The non-offending caregiver, particularly in incest cases, is besieged by a wide array of pressures and emotions. If the child is to be protected and remain in their own home the non-offending caregiver often must choose to support the child in the face of their own denial, that of the alleged abuser, and the denial of their family and friends. This task is made more difficult by the array of emotions with which the parent must deal, including denial, shame, rejection, fear, anger, and loss. Added to this is the reality many such parents were themselves victimized as children, thus the alleged abuse potentially rekindles old deep-seated emotions. Combined with the emotional stress is the financial impact 
caused by sudden separations and the loneliness and isolation often resulting from separations.

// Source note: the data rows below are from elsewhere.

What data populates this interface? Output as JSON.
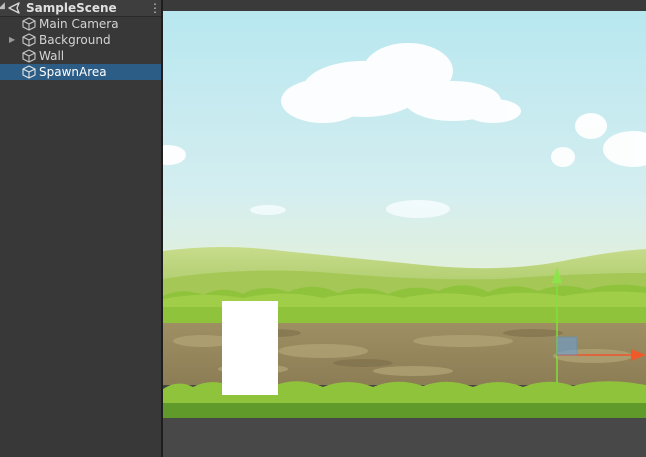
{
  "hierarchy": {
    "scene_name": "SampleScene",
    "menu_glyph": "⋮",
    "items": [
      {
        "label": "Main Camera",
        "expandable": false,
        "selected": false
      },
      {
        "label": "Background",
        "expandable": true,
        "selected": false
      },
      {
        "label": "Wall",
        "expandable": false,
        "selected": false
      },
      {
        "label": "SpawnArea",
        "expandable": false,
        "selected": true
      }
    ]
  },
  "icons": {
    "scene": "unity-logo-icon",
    "gameobject": "cube-icon",
    "expand": "triangle-right-icon",
    "menu": "kebab-menu-icon"
  },
  "colors": {
    "selection": "#2c5d87",
    "panel_bg": "#383838",
    "sky_top": "#b6e6ef",
    "grass": "#8fc33c",
    "gizmo_y": "#7fe03a",
    "gizmo_x": "#f0552a"
  }
}
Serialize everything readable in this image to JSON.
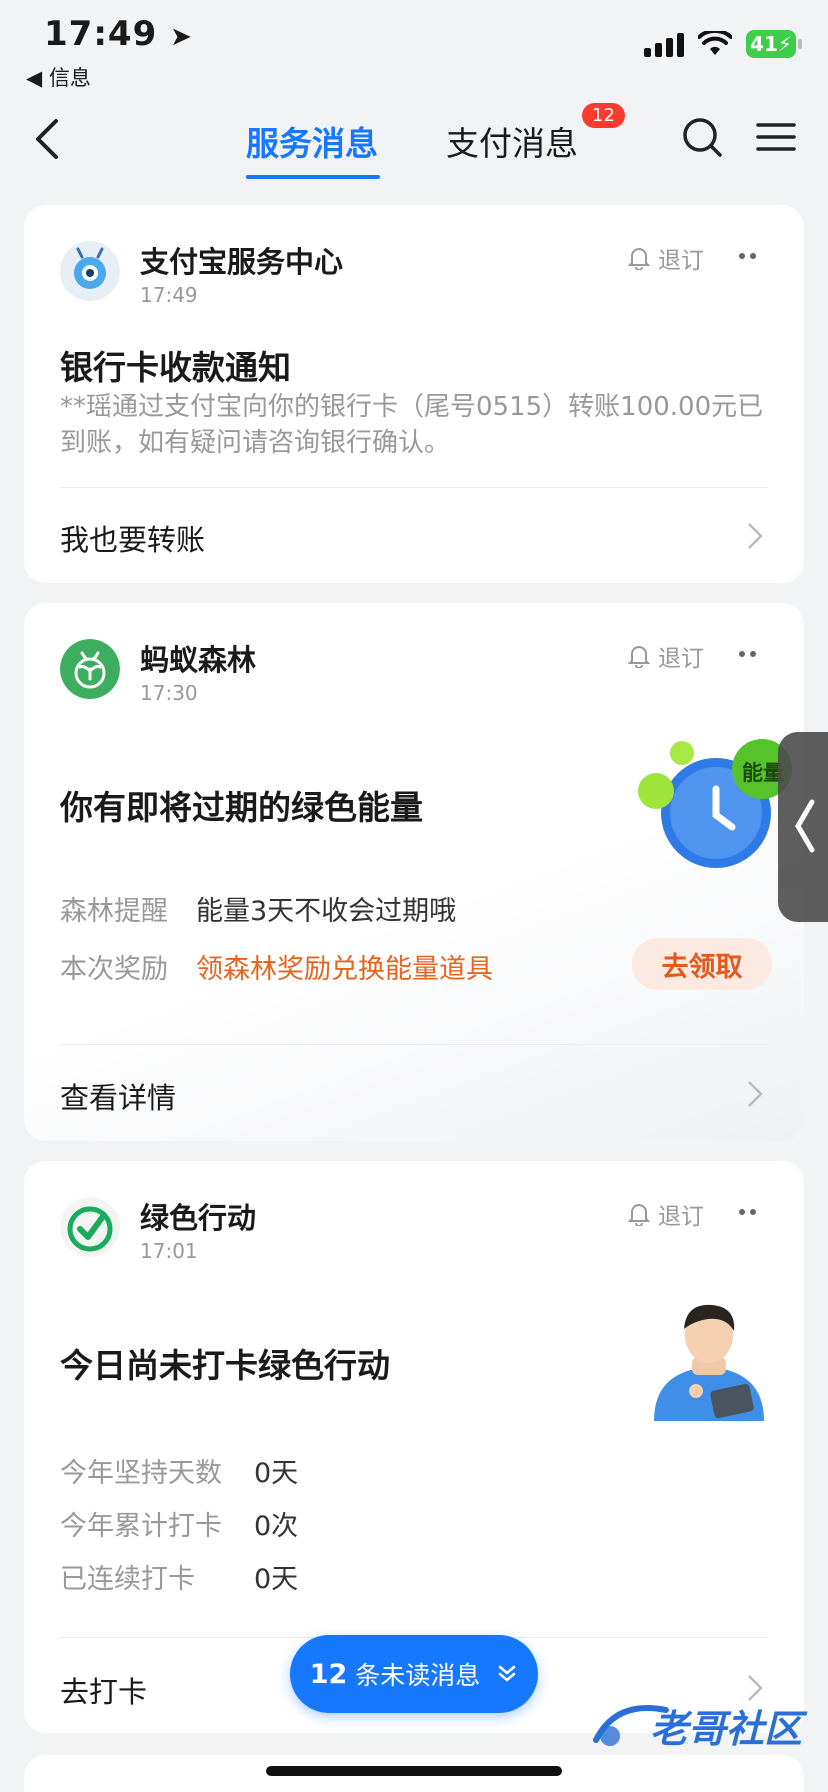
{
  "status_bar": {
    "time": "17:49",
    "back_app": "信息",
    "battery": "41"
  },
  "header": {
    "tabs": [
      {
        "label": "服务消息",
        "active": true
      },
      {
        "label": "支付消息",
        "active": false,
        "badge": "12"
      }
    ]
  },
  "cards": [
    {
      "source": "支付宝服务中心",
      "time": "17:49",
      "unsubscribe": "退订",
      "title": "银行卡收款通知",
      "body": "**瑶通过支付宝向你的银行卡（尾号0515）转账100.00元已到账，如有疑问请咨询银行确认。",
      "footer": "我也要转账"
    },
    {
      "source": "蚂蚁森林",
      "time": "17:30",
      "unsubscribe": "退订",
      "title": "你有即将过期的绿色能量",
      "rows": [
        {
          "label": "森林提醒",
          "value": "能量3天不收会过期哦"
        },
        {
          "label": "本次奖励",
          "value": "领森林奖励兑换能量道具"
        }
      ],
      "image_label": "能量",
      "action": "去领取",
      "footer": "查看详情"
    },
    {
      "source": "绿色行动",
      "time": "17:01",
      "unsubscribe": "退订",
      "title": "今日尚未打卡绿色行动",
      "rows": [
        {
          "label": "今年坚持天数",
          "value": "0天"
        },
        {
          "label": "今年累计打卡",
          "value": "0次"
        },
        {
          "label": "已连续打卡",
          "value": "0天"
        }
      ],
      "footer": "去打卡"
    }
  ],
  "unread": {
    "count": "12",
    "text": "条未读消息"
  },
  "watermark": "老哥社区",
  "colors": {
    "accent": "#1677ff",
    "badge": "#ff3b30",
    "reward": "#e05a1c",
    "forest": "#3dae5f"
  }
}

The Advocate helps to identify the non-offending caregiver's most urgent need for the family. Basic needs must be met first, such as food, clothing, shelter and safety of the child. The advocate’s role is to provide support for the non-offending caregiver and help guide the caregiver toward healthy decision making.


Case Review

CAP and the MDT participate in monthly Case Review meeting.  Case Review encourages mutual accountability and helps assure that children’s needs are met sensitively, effectively and in a timely manner. Case review is intended to plan and monitor current cases. Representatives from each core discipline must attend and/or provide input at case review. Case review serves multiples purposes:

  • Experience and expertise of MDT members is shared and discussed
  • Collaborative efforts are fostered
  • Formal and informal communications are promoted
  • Mutual support is provided
  • Protocols and procedures are reviewed and
  • Informed, collective decisions are made.

Case Tracking

A system of monitoring case progress and tracking case outcomes for team components to ensure statistical accuracy.